On May 10 & 11, plan to come and marvel at the climbing, rescuing, power-restoring derring-do of competitors taking part in one of the largest line worker rodeos in the country.

March-April 2019

Richard G. Johnstone Jr., Executive Editor

In the idol worship of youth in the ’60s, my heroes tended toward professional athletes. This was a more innocent time, or perhaps merely a time when the citizenry was less-informed about the sins and shortcomings of athletes … actors … and elected officials.

Technology of course has changed all that. The ranks of today’s public figures are now swelled with a new category, those internet celebrities who move from anonymous aspirants to viral sensations with one video post.

In this current age, we’re bathed in an unrelenting shower of texts and tweets, sharing the latest gossipy revelations, nasty dustups or confessional moments involving this growing legion of public figures.

Few would see their reputation burnished in such a glass house.

And few do.

With the perspective gained from 63 winters — 23,000 days more-or-less, filled with needless worries, small disappointments, an abundance of joys and a growing sense of gratitude for it all — I’ve been thinking a lot lately about a lot of things. Including the distinction between celebrity and heroism.

Being wealthy, or successful, or well-known, doesn’t make you a hero.

After all, heroism is about sacrifice. About serving others. About following a higher calling or serving a higher cause. About taking risks. About putting others first, without thought of personal gain or glory.

Most heroes are not household names. They’re not pursuing celebrity. They’re not chasing wealth. Their ranks are populated with police officers … firefighters … emergency responders … schoolteachers … volunteers … school bus drivers … caregivers … soldiers, sailors and Marines.

And there’s another set of heroes as well. Heroes who risk life and limb to keep us comfortable and safe. Every hour of every day of every year, utility line workers are building, maintaining or repairing an electric line somewhere, overhead or underground.

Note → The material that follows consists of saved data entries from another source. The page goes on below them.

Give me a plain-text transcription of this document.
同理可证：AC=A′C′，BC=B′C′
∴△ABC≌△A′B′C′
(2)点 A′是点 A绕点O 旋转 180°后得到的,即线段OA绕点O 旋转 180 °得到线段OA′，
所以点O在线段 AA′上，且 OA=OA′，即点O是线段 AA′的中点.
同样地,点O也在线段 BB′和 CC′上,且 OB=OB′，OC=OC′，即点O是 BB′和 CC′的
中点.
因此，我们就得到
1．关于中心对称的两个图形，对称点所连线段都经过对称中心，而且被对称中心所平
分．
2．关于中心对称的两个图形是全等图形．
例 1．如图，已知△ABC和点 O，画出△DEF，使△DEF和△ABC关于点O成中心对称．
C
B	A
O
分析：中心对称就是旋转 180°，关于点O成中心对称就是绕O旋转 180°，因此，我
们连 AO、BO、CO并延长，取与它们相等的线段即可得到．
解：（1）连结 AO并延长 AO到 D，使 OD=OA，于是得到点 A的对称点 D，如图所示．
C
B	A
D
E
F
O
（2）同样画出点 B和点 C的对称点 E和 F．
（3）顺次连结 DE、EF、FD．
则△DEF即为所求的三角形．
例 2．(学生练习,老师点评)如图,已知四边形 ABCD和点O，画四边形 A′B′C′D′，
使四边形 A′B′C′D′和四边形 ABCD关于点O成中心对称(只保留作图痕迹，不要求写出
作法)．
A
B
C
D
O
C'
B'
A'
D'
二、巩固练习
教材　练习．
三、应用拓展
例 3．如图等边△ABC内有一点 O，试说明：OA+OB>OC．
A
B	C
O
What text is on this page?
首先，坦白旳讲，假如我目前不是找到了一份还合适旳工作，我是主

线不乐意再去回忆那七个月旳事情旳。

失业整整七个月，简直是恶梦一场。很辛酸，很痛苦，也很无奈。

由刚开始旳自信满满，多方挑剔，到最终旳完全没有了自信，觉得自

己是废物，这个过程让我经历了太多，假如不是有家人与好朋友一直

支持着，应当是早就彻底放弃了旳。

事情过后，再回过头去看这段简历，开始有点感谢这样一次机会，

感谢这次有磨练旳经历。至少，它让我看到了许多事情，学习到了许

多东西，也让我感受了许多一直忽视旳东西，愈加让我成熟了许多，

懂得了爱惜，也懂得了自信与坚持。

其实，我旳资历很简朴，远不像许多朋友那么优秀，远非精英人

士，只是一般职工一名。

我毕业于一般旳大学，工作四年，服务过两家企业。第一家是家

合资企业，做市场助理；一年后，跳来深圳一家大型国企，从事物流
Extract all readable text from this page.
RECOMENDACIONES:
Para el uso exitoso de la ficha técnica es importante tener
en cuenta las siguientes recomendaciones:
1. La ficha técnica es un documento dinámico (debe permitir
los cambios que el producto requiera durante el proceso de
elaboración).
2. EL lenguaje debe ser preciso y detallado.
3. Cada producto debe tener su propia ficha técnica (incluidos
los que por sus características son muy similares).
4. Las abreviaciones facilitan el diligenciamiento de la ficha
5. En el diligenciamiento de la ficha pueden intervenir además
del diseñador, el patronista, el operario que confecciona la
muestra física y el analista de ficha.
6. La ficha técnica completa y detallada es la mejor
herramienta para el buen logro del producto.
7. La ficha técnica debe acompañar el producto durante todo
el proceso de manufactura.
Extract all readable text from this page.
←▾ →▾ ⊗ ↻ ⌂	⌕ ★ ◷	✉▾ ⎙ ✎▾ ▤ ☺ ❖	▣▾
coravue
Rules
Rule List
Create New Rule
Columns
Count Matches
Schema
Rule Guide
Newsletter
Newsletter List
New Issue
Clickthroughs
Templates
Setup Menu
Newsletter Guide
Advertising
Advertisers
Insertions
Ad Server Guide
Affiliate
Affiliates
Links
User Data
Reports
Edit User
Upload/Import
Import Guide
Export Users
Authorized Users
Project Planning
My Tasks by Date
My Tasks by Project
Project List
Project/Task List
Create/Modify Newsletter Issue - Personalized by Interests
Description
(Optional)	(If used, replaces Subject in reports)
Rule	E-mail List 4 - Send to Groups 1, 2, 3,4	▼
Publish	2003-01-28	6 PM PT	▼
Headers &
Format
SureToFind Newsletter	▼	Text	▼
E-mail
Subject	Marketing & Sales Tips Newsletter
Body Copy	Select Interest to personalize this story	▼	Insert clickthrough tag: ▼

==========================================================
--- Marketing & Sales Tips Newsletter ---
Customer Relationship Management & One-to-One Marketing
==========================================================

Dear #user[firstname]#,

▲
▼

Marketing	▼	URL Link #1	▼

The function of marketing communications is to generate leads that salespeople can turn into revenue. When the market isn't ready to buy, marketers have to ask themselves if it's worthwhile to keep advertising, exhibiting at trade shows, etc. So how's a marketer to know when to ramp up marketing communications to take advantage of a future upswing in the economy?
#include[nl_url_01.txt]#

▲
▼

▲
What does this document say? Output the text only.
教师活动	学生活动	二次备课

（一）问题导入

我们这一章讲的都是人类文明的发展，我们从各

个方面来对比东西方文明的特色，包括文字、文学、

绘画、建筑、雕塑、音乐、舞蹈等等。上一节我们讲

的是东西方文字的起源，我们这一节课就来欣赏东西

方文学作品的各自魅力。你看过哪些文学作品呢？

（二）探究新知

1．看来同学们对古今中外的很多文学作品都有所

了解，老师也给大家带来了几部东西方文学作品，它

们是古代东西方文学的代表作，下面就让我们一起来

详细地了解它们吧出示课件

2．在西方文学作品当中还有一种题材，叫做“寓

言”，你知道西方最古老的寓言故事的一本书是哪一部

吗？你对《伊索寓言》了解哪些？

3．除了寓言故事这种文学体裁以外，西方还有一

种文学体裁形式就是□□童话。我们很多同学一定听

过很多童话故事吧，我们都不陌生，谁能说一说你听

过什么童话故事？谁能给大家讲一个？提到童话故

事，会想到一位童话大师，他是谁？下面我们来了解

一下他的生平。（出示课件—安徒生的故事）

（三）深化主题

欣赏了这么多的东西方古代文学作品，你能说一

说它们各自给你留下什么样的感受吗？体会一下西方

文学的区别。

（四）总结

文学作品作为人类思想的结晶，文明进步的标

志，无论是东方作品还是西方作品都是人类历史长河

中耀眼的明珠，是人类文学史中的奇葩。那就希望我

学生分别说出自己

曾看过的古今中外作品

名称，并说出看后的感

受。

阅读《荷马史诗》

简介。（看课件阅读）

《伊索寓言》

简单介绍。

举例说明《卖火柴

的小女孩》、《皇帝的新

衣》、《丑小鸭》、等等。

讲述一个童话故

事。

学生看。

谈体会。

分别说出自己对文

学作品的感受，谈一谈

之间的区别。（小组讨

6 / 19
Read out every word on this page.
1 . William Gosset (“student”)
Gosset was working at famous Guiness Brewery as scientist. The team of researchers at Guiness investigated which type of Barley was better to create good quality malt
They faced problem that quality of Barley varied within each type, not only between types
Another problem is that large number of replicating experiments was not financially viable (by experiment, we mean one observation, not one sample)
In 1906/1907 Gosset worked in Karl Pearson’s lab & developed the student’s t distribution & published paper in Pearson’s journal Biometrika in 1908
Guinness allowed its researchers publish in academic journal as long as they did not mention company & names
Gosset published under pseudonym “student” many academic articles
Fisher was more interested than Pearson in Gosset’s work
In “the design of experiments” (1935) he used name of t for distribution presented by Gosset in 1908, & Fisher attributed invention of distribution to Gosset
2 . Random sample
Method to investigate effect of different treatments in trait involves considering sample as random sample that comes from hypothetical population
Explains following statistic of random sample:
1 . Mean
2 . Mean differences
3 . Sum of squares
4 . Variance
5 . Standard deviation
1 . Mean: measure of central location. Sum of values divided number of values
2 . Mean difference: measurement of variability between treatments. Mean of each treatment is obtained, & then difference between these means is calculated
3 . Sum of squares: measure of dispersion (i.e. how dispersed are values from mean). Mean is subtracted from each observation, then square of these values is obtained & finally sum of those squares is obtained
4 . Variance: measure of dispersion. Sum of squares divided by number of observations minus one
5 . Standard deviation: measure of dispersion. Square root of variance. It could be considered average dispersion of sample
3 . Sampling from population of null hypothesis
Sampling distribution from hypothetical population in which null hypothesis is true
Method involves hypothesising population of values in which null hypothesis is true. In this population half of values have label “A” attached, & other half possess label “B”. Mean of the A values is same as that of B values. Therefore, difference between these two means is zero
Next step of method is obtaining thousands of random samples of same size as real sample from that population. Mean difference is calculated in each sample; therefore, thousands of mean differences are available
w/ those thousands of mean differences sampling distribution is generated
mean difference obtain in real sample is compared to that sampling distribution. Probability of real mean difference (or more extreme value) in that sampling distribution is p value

It’s a calling that benefits all, but that few can do.

Those who can are smart, sure pros who put their skills to the test — and their lives on the line — every time they climb a pole or into a bucket and ascend to a zone so dangerous that one misstep can take a limb … or a life.

To celebrate their work, and thank them for their sacrifices, the electric cooperatives of Virginia, Maryland and Delaware host an annual line worker rodeo, now in its 17th year. Called the “Gaff-n-Go Lineman’s Rodeo,” this year’s events will be held on Friday, May 10, and Saturday, May 11, at Meadow Event Park north of Richmond off I-95, at the Doswell exit. (Gaffs are metal spikes that line workers attach to their boots, enabling them to climb wooden poles more easily, which is why many call themselves “wood walkers.”)

During two days of spirited competition, over 150 line workers — representing dozens of utilities from states up and down the East Coast — will gather to test their skills against the best of the best. These dedicated professionals don’t ask, or expect, us to thank them for keeping the lights on. Which is all the more reason to do so.

It’s gratifying to watch these line workers, who normally toil far from the public eye, basking — if only for a moment — in a burst of applause, as colleagues, family members and friends cheer them on during timed and scored tests of their skill.

It’s even more gratifying to watch a small child gaze upward, in awe, as Dad skillfully scales a utility pole and rescues an injured colleague, even if this time that colleague is “only” a life-size mannequin.

Real heroes abound at the gaff-n-go rodeo. We hope to see you there, at this year’s roundup of wood walkers! More details are available at gaff-n-go.com.